Ultimately, peace is just not about politics.  It’s about attitudes; about a sense of empathy; about breaking down the  divisions that we create for ourselves in our own minds and our own hearts that don’t exist in any objective reality, but that we carry with us generation after generation. ...

It's within your power to bring about change.  Whether you are a good neighbor to someone from the other side of past battles -- that’s up to you.  Whether you treat them with the dignity and respect they deserve -- that’s up to you.  Whether you let your kids play with kids who attend a different church -– that’s your decision.  Whether you take a stand against violence and hatred, and tell extremists on both sides that no matter how many times they attack the peace, they will not succeed –- that is in your hands.  And whether you reach your own outstretched hand across dividing lines, across peace walls, to build trust in a spirit of respect –- that’s up to you.  The terms of peace may be negotiated by political leaders, but the fate of peace is up to each of us. ...

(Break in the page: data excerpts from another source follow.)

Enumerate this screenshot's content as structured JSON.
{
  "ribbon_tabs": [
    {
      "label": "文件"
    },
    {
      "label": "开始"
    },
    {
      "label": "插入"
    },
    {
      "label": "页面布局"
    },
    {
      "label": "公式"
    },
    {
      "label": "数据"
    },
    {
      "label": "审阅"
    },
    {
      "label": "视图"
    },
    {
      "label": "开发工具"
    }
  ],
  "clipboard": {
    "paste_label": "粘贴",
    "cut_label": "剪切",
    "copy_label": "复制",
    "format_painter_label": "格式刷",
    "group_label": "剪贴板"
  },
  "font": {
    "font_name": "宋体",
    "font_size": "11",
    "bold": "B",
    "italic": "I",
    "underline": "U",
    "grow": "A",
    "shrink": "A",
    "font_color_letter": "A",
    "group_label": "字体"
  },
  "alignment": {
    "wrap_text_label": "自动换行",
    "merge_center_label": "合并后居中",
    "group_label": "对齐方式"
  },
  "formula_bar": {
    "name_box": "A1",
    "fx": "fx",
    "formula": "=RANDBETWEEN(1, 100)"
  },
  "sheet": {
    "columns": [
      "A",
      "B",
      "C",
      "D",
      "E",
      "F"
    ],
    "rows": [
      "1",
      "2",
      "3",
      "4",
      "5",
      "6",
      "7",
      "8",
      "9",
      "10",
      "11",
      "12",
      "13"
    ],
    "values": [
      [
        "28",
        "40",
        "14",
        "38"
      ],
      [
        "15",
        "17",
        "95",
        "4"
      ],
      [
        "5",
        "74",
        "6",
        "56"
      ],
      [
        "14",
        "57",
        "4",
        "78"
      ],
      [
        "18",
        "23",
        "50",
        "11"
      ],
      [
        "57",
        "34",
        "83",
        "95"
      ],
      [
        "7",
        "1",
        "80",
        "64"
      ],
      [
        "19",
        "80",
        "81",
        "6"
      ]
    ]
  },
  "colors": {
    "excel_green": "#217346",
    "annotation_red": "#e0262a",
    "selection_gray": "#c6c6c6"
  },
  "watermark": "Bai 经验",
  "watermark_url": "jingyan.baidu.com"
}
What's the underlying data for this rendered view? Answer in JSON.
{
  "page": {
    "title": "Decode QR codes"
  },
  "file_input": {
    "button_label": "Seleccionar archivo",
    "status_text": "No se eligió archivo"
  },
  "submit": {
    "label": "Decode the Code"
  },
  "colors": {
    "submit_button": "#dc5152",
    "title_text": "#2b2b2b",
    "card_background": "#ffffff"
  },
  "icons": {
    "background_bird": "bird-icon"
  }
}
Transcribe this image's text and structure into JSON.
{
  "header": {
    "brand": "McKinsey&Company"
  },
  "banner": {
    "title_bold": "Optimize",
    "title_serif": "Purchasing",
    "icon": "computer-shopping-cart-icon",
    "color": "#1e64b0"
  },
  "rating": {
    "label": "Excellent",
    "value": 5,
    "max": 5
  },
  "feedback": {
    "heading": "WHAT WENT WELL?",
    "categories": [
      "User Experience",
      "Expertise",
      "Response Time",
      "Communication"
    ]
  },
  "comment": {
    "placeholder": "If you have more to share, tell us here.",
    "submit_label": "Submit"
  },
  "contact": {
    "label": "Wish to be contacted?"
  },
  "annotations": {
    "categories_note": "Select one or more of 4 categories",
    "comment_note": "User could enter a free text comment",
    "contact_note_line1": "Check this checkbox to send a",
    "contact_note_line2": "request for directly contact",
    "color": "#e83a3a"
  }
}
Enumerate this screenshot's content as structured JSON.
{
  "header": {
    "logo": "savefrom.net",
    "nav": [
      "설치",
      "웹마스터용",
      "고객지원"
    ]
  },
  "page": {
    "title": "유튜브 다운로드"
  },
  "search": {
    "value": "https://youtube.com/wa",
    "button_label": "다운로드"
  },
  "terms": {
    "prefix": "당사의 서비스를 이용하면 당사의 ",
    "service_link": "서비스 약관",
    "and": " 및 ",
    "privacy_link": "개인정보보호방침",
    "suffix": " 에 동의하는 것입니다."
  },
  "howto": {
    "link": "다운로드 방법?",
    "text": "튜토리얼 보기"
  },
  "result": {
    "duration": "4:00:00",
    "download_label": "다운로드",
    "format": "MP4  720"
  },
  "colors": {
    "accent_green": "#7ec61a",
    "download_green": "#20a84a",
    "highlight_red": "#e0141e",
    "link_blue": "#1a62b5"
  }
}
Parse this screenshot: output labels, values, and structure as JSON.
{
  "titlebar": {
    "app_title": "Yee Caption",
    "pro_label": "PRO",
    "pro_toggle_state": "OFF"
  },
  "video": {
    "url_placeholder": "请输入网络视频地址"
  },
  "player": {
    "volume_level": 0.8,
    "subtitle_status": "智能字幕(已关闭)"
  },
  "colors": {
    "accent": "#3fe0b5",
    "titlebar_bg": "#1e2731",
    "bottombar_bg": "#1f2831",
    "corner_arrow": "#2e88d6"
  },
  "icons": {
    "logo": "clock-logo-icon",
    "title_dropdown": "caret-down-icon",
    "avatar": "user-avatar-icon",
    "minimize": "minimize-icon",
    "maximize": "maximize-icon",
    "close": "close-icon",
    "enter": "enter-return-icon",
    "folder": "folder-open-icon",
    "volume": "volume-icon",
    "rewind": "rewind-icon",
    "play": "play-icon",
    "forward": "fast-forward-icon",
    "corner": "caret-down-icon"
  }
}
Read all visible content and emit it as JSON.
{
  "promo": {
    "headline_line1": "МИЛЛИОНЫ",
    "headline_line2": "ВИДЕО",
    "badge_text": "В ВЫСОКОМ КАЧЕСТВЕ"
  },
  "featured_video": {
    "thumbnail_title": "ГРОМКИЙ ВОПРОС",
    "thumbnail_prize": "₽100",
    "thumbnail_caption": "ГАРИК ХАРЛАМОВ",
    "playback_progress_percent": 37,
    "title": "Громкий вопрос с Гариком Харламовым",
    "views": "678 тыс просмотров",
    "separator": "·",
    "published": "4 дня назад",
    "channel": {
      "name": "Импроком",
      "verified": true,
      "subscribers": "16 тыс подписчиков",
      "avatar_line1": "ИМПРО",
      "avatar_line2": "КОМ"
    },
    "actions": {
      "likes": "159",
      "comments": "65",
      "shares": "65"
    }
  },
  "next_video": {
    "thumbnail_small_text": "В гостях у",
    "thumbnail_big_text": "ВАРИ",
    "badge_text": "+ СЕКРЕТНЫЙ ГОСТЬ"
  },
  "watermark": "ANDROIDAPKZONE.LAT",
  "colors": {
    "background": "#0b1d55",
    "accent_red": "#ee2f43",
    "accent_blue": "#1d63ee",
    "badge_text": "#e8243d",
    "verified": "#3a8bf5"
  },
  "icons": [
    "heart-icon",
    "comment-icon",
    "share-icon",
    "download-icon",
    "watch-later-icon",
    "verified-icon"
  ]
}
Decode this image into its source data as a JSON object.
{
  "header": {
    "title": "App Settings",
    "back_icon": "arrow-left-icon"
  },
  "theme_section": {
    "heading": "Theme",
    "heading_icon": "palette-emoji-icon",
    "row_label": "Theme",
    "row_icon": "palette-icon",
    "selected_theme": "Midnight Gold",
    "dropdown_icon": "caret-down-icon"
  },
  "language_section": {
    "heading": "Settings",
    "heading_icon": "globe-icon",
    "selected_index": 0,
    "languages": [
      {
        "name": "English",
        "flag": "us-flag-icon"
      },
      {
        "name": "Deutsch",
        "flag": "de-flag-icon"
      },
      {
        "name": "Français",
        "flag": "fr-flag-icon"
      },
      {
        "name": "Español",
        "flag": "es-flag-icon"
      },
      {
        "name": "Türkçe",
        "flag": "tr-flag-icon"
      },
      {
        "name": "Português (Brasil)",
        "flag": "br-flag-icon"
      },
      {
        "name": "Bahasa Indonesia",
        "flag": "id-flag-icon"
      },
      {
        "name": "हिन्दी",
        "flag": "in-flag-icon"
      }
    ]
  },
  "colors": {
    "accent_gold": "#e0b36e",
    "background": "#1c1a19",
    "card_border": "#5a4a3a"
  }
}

When those who took a chance on peace got started, they didn’t have a successful model to emulate.  They didn’t know how it would work.  But they took a chance.  And so far, it has succeeded.  And the first steps are the hardest and requires the most courage.  The rest, now, is up to you.
 
“Peace is indeed harder than war,” the Irish author Colum McCann recently wrote.  “And its constant fragility is part of its beauty.  A bullet need happen only once, but for peace to work we need to be reminded of its existence again and again and again.”

Children of Syria need peace

World Vision: Children of Syria need peace, not war

World Vision has been consistently calling on the international community to prevent further militarization of the conflict and work with all parties to bring an end to violence.

"Pouring petrol on a fire does not put it out. All of the efforts of the international community must be directed at halting hostilities that have already destroyed the lives of one third of Syria's people." - Conny Lenneberg, World Vision director in the Middle East

Saturday, June 1, 2013

Purpose of this blog

In the summer of 2005, I was given the opportunity to work with a program in Croatia called Renewing Our Minds (ROM), that focused on teaching leadership and peacebuilding skills. This was my introduction to the concept of peacebuilding, and it radically changed the course of my life and career. The following winter, I studied for a term in Cape Town, South Africa, learning about the post-Apartheid process there. I came away from these two experiences with a deep desire to learn more about conflict resolution processes for the purpose of sharing what I learned with those trying to do this important work.

My senior thesis project for my B.A. in Comparative History of Ideas was a study of the approaches of several peacebuilding non-governmental organizations (NGOs) that I encountered in Croatia and South Africa (ROM, as well as Hands For a Bridge, the Institute for Healing of Memories, and the Direct Action Center for Peace and Memory). Now, as a graduate student in Northwest University's ICCD program, I plan to continue my research into the approaches various organizations and practitioners take as they work to build peace in their various contexts. My hope is that the information I gather can be compiled into a resource highlighting best practices, which can make peacebuilding work even more effective and efficient as practitioners learn from each other's work.

I will be posting on this blog as I conduct my research this summer, and hope that you will feel free to comment, share ideas, and ask questions. I understand that this topic may have controversial components, and ask that all posts be respectful.